US agencies, including the National Science Foundation and US Department of Energy, which manages national laboratories, such as the SLAC National Accelerator Laboratory, are considering modifying their review processes.

A better result for science

When it comes to in-demand equipment, it’s the quality of the science that’s important, not the person who wrote the proposal, says Ferdinando Patat, head of ESO’s Observing Programmes Office, which administers the time allocation process for ESO facilities. It reviews some 1,800 proposals each year for two ground-based telescope facilities and the Atacama Pathfinder Experiment.

In adopting dual-anonymous reviews, Patat says ESO has largely followed the submission guidelines and panel review processes established by STScI for the Hubble telescope, with a few adjustments made along the way.

Most of the ESO community appears to be on board. In last year’s call for proposals, the first time ESO trialled dual-anonymous reviews, more than three-quarters of applicants voluntarily complied with the anonymisation guidelines. Anonymous applications will be mandatory for ESO’s next call for proposals in 2021.

“Ideally, by introducing this equality and fairness in the process, we also improve the quality of science,” says Patat.

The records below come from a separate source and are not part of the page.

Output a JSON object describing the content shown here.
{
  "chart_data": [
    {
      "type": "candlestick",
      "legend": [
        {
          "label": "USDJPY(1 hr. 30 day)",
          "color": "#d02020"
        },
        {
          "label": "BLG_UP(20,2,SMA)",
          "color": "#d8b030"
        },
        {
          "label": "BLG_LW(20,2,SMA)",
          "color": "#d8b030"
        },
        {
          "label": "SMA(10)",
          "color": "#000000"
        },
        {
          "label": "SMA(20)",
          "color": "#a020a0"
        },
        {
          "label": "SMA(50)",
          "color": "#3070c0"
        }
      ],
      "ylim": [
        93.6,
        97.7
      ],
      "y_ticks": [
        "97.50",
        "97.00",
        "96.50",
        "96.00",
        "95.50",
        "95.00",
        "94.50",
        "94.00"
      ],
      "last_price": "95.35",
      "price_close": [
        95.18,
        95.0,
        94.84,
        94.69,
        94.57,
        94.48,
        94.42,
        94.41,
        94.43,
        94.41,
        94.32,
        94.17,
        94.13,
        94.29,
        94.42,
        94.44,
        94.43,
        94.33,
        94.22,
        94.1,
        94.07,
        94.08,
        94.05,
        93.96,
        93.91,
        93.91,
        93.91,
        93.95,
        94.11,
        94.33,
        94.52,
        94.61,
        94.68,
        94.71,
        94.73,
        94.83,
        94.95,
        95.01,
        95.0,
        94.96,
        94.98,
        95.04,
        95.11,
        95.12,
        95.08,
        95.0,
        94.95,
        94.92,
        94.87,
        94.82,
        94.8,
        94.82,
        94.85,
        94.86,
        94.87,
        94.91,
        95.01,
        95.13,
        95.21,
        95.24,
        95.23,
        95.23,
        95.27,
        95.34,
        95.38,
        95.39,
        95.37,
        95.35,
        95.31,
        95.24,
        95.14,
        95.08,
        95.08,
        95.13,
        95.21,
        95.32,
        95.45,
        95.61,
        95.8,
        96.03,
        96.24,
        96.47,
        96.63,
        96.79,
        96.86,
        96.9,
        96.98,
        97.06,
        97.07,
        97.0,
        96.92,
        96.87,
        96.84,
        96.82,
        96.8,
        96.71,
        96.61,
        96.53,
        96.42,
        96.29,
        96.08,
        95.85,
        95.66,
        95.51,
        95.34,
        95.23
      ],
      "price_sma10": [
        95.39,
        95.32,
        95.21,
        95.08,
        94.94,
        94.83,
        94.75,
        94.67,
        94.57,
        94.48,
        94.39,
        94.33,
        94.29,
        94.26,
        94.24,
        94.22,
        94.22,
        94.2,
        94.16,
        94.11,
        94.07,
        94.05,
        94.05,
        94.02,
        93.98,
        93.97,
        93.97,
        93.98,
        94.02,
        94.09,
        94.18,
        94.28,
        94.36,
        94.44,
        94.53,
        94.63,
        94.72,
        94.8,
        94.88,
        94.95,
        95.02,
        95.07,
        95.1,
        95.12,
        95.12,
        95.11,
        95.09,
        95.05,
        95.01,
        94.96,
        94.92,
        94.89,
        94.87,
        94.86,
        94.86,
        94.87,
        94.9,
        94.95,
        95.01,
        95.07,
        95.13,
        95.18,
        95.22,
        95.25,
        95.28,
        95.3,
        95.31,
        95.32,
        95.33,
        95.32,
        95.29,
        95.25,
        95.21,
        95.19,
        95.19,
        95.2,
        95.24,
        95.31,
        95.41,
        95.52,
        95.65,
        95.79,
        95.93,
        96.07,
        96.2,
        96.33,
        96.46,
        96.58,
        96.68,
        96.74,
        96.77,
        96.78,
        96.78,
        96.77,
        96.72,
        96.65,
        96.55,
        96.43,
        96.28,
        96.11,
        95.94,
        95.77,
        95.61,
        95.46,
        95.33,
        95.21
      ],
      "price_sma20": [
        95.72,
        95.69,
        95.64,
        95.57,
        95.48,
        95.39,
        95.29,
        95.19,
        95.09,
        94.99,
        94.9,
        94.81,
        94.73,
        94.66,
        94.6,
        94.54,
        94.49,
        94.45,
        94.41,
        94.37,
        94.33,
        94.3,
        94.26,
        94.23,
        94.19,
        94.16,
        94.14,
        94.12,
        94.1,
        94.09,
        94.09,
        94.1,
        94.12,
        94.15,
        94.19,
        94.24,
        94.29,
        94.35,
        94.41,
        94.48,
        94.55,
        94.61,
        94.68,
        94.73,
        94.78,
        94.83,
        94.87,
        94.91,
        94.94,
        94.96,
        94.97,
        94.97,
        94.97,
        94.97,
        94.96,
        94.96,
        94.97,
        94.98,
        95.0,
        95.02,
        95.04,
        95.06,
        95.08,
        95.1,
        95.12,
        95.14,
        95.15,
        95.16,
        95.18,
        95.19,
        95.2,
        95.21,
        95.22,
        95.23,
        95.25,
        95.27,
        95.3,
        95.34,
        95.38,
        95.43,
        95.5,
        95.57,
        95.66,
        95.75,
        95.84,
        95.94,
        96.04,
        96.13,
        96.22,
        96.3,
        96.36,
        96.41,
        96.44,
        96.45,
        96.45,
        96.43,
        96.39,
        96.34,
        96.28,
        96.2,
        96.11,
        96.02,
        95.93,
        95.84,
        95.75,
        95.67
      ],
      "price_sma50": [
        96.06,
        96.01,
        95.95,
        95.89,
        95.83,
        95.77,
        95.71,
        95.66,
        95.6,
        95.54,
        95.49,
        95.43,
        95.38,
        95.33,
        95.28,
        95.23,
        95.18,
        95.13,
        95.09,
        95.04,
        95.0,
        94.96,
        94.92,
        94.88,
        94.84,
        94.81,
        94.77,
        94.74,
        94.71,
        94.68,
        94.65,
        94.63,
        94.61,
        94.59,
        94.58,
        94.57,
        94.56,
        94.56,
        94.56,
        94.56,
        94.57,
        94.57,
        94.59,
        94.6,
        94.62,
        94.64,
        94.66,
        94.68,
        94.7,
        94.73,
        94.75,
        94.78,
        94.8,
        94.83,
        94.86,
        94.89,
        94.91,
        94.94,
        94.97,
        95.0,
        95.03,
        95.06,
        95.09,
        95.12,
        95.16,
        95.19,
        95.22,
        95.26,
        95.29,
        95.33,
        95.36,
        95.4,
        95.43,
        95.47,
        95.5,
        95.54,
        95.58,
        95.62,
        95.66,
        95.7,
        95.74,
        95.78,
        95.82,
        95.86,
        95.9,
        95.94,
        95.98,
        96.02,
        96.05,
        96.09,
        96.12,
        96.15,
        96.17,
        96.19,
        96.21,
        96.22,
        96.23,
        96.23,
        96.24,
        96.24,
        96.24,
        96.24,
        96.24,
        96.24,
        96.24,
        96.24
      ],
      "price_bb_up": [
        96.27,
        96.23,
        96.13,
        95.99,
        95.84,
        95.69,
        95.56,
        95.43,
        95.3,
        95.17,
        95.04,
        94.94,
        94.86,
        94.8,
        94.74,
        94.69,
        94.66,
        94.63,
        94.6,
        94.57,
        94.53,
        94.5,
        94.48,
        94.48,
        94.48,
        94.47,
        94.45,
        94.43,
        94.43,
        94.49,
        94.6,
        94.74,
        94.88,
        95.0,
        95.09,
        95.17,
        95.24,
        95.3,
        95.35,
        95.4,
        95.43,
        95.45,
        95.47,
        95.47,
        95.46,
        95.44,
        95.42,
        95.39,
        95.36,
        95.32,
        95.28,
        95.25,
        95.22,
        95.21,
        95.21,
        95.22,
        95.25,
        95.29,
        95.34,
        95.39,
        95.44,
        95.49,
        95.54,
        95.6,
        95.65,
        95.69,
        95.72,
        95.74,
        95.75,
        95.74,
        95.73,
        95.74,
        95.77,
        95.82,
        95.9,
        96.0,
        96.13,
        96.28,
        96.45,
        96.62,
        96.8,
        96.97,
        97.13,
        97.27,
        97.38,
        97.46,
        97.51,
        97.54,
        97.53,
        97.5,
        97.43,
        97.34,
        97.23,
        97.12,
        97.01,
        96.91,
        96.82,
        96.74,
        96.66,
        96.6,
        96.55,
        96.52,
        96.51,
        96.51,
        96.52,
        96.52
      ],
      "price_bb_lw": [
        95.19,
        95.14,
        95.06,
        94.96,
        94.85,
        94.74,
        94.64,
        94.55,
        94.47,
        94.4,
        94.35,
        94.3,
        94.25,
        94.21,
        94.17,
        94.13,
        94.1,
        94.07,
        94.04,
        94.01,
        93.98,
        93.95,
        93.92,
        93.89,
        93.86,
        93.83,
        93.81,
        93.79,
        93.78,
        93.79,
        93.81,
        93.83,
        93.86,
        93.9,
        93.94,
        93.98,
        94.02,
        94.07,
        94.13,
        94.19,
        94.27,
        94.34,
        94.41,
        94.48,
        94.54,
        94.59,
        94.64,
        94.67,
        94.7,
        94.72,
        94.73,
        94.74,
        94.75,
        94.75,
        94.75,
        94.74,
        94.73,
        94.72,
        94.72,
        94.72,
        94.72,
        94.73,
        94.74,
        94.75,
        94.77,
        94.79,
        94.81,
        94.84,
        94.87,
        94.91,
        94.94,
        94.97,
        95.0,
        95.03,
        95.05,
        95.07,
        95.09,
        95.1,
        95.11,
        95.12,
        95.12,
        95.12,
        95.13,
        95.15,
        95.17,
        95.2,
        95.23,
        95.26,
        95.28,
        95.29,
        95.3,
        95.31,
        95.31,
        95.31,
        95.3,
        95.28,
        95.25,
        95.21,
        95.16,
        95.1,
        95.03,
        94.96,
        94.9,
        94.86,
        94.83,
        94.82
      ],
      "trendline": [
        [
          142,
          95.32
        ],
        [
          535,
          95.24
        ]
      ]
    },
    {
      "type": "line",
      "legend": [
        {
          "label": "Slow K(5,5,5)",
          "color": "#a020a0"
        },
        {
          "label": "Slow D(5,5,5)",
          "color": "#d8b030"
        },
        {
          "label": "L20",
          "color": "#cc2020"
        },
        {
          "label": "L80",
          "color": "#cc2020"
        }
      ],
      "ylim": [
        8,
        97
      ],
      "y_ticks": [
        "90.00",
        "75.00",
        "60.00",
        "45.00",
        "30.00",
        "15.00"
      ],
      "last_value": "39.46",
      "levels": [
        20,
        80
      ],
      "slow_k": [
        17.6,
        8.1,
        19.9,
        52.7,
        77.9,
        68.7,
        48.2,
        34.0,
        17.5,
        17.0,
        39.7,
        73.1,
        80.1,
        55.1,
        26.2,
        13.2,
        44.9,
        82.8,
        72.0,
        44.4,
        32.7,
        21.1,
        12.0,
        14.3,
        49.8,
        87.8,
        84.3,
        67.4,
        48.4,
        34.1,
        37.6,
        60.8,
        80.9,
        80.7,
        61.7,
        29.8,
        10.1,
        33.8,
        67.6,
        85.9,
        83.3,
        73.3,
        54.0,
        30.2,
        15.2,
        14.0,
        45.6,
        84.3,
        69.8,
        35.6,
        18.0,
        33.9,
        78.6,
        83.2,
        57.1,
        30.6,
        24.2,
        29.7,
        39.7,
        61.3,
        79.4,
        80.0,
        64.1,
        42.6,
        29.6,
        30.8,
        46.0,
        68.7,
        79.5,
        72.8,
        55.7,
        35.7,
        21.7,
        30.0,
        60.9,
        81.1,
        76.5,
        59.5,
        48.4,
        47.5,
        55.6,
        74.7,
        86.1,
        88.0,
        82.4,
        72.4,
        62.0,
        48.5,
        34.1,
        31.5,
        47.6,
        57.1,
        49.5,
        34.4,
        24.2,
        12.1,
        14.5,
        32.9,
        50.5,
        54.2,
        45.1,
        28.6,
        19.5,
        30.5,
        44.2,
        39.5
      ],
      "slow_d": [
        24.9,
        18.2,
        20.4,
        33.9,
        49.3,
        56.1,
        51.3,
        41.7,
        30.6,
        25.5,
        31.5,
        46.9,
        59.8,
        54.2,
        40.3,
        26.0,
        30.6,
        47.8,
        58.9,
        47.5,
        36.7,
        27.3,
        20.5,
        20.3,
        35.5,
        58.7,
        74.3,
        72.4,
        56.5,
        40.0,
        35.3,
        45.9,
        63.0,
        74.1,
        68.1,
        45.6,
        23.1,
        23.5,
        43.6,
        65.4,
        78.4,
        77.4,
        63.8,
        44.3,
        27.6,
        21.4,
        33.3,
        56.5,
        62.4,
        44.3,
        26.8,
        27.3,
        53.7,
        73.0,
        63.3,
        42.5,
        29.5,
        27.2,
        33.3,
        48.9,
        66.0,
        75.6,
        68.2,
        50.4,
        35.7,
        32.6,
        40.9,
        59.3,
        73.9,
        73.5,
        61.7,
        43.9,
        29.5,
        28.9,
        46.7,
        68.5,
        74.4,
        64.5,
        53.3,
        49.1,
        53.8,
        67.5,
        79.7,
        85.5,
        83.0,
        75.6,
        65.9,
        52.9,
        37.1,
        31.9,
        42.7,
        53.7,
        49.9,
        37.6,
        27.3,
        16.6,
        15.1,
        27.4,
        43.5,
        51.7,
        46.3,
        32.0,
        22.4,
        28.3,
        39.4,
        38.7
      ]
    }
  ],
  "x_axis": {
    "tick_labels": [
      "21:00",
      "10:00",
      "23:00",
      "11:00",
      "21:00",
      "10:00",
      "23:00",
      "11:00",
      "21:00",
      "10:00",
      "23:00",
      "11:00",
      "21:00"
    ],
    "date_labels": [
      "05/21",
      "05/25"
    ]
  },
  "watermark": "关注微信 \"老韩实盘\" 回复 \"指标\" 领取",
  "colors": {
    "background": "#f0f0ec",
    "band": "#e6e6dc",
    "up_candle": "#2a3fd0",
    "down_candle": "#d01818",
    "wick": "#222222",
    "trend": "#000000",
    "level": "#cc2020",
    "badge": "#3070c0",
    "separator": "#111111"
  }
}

In Australia, the Office of the Women in STEM Ambassador, led by astronomer Lisa Harvey-Smith, is also following NASA’s lead to replicate the STScI approach, and extending the initiative beyond space science to include other facilities.

The office is implementing a research program trialling double-blind reviews at four organizations that collectively receive around 1,670 research proposals each year. This includes Australia's Nuclear and Science Technology Organisation (ANSTO), which allocates time on its synchrotron and neutron-scattering facilities, and the National Computational Infrastructure (NCI), which manages four supercomputers.

Isabelle Kingsley, a research associate at the Office of the Women in STEM Ambassador, says the organizations are at various stages of implementing double-blind reviews. Application results across several allocation rounds will be compared to the three years prior to 2020.

The change should help women progress through to higher levels of research, where they are currently unrepresented, Kingsley says. If the results are as positive as the outcomes observed with the Hubble Space Telescope, their team will look at supporting other Australian research organizations in adopting double-blind peer reviews.

Mitra Safavi-Naeini, a physicist at ANSTO, submitted anonymous proposals in 2020 for the Australian Synchrotron and NCI’s supercomputers. She welcomes any procedure that separates bias from science, and allows reviewers to assess proposals in an objective way.

With proposals judged on their scientific merit alone, and not coloured by personal details or other factors, such as career stage or institution affiliation, the new system should also give women and early-career researchers more confidence to put forward their ideas, she says.